Uma equipa internacional de astrónomos detetou um planeta com três sóis, informou esta quinta-feira o Observatório Europeu do Sul (OES), adiantando que tal observação sugere que sistemas triplos de estrelas como este "possam ser mais comuns" do que se pensava.

O grupo usou um dos instrumentos do telescópio VLT do OES, no Chile, para obter as imagens.
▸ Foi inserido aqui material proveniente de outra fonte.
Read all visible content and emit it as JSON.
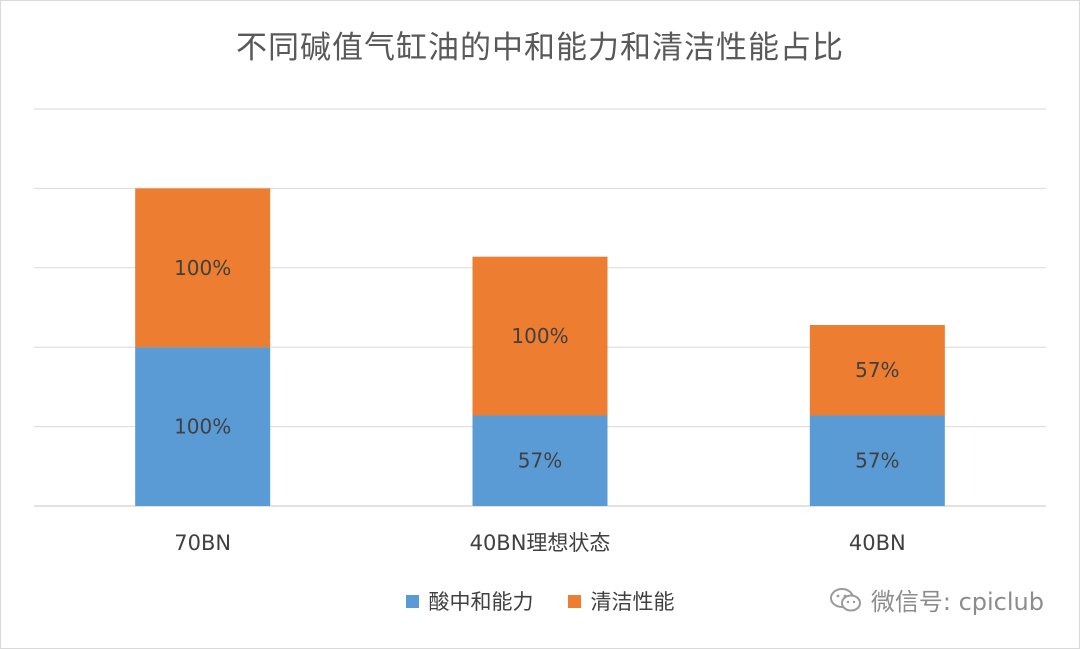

Num planeta destes, um observador poderia desfrutar de dias constantes, isto é, sem noite, ou de triplos nascimentos e pores-do-Sol todos os dias, dependendo das estações, que "duram mais que uma vida humana", assinala em comunicado o OES, organização da qual Portugal faz parte.

Os resultados da investigação, liderada por astrónomos da Universidade do Arizona, nos Estados Unidos, são publicados esta quinta-feira, na edição digital da revista Science.

O planeta em causa tem o nome de registo HD 131399Ab e orbita a estrela, das três, mais brilhante, a HD 131399A. A sua órbita, que totaliza 550 anos terrestres, é a maior conhecida num sistema estelar múltiplo.

A descoberta surpreendeu os cientistas, porque órbitas como a do HD 131399Ab "são frequentemente instáveis, devido à atração gravitacional, complexa e variável, das outras duas estrelas do sistema", pelo que pensavam que "seria muito improvável existirem planetas em órbitas estáveis nestas condições".

Para os astrónomos, planetas como o HD 131399Ab "têm um interesse especial", uma vez que "mostram como funciona a formação planetária em cenários muito extremos", refere o OES na nota, sublinhando que, ao contrário do que se julgava, os sistemas estelares múltiplos "são tão comuns" como as estrelas individuais, como o Sol.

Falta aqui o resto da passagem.